The operations team constructed the Baseball Tonight studio on the concourse for a three-camera shoot. Host Karl Ravech, analyst Mark Teixeira, and reporter Tim Kurkjian spearheaded the special 90-minute pregame show. After first pitch, the SNB crew of Matt Vasgersian, Jessica Mendoza, and Alex Rodriguez called the game, while Buster Olney patrolled the stands. Mike Couzens and Chris Singleton handed duties up in the radio booth.

Prior to the Little League Classic, the first-ever T-Mobile Little League Home Run Derby Championship took place in the same stadium. In two individual softball and baseball competitions, the eight best Little Leaguers squared off for the inaugural trophy. Aubrey Clark of Johnston, IA, and Everest Ouellette of Palm Harbor, FL, were the event’s winners.
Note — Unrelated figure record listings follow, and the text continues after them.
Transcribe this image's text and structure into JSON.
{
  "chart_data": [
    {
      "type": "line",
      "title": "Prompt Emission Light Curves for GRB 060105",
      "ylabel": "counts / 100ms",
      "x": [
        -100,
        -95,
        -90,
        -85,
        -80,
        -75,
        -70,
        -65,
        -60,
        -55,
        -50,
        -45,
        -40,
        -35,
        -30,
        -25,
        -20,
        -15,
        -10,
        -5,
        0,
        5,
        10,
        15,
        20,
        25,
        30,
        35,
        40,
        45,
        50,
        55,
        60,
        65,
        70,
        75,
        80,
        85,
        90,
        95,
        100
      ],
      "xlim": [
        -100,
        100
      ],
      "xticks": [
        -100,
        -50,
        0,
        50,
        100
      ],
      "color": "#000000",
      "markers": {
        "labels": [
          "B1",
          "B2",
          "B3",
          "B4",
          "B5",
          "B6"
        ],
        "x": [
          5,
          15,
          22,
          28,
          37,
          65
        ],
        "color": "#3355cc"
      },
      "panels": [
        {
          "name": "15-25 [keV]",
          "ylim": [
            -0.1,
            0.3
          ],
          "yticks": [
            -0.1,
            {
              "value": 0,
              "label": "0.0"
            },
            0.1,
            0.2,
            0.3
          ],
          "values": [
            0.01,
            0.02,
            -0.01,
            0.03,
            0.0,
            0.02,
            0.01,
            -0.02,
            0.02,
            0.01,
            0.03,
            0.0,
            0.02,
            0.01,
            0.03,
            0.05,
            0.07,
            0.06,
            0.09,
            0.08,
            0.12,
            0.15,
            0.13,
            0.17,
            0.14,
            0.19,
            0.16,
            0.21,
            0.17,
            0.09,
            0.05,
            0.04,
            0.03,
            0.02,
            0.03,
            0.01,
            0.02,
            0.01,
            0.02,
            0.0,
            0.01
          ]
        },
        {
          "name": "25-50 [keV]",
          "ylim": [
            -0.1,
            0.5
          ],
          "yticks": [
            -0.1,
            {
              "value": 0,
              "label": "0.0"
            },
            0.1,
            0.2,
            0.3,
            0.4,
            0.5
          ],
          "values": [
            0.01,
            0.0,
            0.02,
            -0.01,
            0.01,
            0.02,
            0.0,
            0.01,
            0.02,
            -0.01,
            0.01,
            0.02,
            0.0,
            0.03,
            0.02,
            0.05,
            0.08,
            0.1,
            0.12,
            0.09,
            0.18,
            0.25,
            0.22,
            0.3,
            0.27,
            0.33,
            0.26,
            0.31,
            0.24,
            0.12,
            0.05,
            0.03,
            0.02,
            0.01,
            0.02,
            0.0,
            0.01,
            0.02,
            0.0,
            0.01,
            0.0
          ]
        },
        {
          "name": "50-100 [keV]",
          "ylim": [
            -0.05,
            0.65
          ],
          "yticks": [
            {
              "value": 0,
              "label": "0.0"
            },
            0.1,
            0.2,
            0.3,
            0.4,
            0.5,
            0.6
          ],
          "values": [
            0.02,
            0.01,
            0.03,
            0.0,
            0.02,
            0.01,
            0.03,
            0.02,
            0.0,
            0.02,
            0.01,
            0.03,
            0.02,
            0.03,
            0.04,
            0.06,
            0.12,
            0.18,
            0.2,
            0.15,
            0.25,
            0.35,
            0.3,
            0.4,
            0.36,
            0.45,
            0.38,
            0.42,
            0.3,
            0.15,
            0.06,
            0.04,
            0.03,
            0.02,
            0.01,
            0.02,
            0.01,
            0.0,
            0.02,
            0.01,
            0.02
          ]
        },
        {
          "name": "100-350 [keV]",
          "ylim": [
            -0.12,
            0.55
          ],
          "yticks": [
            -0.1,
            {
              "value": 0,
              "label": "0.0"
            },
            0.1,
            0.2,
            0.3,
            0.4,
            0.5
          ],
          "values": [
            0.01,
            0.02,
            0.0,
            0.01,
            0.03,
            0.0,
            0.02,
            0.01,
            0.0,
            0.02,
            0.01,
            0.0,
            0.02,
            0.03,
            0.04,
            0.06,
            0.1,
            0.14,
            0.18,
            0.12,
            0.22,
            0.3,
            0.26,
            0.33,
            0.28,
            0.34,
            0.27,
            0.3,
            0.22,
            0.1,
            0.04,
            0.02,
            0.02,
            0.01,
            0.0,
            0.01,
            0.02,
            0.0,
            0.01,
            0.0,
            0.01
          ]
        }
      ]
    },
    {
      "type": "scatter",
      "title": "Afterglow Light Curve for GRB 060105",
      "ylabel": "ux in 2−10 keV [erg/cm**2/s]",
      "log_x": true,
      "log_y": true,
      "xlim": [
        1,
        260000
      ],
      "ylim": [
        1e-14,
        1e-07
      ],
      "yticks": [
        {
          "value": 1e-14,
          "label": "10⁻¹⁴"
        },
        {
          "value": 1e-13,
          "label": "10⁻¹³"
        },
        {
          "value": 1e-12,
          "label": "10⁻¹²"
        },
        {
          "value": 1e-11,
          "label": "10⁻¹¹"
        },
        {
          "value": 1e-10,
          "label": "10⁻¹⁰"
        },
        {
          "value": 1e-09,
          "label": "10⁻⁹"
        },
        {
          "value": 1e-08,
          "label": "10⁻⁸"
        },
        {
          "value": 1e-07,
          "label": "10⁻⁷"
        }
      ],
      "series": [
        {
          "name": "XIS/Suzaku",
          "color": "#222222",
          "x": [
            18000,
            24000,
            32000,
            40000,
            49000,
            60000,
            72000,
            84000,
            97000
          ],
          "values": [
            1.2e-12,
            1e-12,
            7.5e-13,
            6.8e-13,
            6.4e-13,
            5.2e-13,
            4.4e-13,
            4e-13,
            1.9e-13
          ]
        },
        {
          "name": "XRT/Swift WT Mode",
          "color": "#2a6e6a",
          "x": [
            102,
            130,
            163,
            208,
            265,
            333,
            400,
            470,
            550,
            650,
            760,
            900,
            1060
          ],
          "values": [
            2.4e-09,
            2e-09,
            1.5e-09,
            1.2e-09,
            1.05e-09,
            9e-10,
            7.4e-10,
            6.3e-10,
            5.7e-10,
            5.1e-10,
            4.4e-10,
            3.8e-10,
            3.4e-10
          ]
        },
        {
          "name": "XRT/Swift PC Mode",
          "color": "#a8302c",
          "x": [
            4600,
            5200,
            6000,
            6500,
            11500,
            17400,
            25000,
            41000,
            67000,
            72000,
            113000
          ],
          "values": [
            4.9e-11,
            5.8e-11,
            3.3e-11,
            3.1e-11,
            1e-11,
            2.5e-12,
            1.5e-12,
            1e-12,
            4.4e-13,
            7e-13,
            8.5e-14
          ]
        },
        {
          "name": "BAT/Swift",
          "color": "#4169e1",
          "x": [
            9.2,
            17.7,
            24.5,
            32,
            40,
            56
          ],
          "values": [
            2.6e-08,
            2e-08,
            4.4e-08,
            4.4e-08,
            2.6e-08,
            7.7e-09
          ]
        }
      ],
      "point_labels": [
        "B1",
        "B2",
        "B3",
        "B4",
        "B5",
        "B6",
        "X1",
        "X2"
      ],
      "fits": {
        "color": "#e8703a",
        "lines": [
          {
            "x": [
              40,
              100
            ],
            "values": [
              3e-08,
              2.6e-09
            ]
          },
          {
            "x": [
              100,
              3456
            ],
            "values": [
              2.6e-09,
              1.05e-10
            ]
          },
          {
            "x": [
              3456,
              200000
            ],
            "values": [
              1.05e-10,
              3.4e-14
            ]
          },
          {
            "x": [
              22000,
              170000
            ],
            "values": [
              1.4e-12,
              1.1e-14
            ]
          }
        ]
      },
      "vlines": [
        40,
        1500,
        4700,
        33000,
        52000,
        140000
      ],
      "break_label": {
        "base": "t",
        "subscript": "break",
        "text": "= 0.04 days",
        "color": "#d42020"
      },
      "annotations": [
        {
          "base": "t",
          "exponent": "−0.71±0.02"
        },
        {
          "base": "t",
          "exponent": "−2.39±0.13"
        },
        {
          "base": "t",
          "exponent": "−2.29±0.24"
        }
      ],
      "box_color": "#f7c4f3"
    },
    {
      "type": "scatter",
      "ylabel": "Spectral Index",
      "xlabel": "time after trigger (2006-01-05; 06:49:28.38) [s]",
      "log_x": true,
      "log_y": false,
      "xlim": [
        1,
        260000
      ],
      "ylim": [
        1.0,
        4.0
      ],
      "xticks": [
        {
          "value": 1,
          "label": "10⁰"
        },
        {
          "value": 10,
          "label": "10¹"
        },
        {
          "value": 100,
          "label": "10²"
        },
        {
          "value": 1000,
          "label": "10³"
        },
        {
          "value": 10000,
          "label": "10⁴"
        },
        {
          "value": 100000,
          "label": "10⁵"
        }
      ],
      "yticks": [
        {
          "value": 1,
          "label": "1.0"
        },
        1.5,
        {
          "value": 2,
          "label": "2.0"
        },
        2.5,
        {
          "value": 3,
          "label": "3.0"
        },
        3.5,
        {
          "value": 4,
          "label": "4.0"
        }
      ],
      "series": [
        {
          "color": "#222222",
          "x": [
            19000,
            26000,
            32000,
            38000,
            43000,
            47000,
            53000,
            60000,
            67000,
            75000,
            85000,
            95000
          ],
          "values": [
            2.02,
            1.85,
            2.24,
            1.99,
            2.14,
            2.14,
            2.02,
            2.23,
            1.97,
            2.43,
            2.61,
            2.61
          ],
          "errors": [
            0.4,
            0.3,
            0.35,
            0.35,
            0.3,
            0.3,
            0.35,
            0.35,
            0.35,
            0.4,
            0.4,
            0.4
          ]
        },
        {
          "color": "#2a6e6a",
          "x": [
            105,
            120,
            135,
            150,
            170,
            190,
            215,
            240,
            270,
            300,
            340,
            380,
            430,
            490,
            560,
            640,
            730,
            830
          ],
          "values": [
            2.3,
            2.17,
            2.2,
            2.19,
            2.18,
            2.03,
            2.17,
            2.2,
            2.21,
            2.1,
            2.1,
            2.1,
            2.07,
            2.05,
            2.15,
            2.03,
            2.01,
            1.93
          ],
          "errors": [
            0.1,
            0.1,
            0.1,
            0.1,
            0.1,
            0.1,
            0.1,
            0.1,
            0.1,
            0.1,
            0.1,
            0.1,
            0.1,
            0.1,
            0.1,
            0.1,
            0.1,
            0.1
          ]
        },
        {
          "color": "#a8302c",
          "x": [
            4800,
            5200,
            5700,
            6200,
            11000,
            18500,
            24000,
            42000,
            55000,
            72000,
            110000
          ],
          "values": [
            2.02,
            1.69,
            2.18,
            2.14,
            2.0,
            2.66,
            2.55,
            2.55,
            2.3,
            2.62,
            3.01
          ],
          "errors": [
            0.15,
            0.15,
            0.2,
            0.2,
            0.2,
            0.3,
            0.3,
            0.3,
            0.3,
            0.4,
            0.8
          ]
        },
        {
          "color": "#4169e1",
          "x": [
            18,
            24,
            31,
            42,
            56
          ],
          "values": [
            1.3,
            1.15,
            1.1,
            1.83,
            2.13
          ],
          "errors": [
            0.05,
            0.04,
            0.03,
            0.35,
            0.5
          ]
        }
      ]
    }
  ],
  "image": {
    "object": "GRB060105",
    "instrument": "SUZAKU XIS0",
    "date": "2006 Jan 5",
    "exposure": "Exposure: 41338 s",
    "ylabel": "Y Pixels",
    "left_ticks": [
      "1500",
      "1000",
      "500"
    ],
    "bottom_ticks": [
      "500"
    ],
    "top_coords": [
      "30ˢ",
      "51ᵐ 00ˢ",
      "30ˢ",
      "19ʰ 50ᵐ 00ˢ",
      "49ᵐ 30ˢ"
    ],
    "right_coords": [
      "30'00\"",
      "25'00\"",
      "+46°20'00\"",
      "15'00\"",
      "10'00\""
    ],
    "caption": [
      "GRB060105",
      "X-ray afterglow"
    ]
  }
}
Kevin Brown joined Kurkjian for the broadcast. The Sunday Night Baseball team produced the event.

A Gem of the Summer: ESPN Maintains the Spirit of the Game
The Little League World Series has turned into a yearly phenomenon that has become engrained in the fabric of our society. During these 10 days in August, the sports world stops and fondly remembers joyous memories of their youth. ESPN sits in a fortunate situation as caretaker of this event, and its importance is rarely forgotten.

The ESPN team littered the complex with mini parabs and other microphones for ambient sound.

“ESPN has a very deep commitment to carry forward the spirit of the Little League World Series and continuing to make it as good as it could possibly be,” Rainey says. “It’s a tremendous property for us because we fill two networks for days on end. Almost everywhere you go, when people hear that you work on the Little League World Series, they either get teared up or get excited, because it’s very popular with our audience. Before I started working the event, I really had no idea about it. Over a year or two in, it just completely won me over, and now I couldn’t imagine my summer without it.”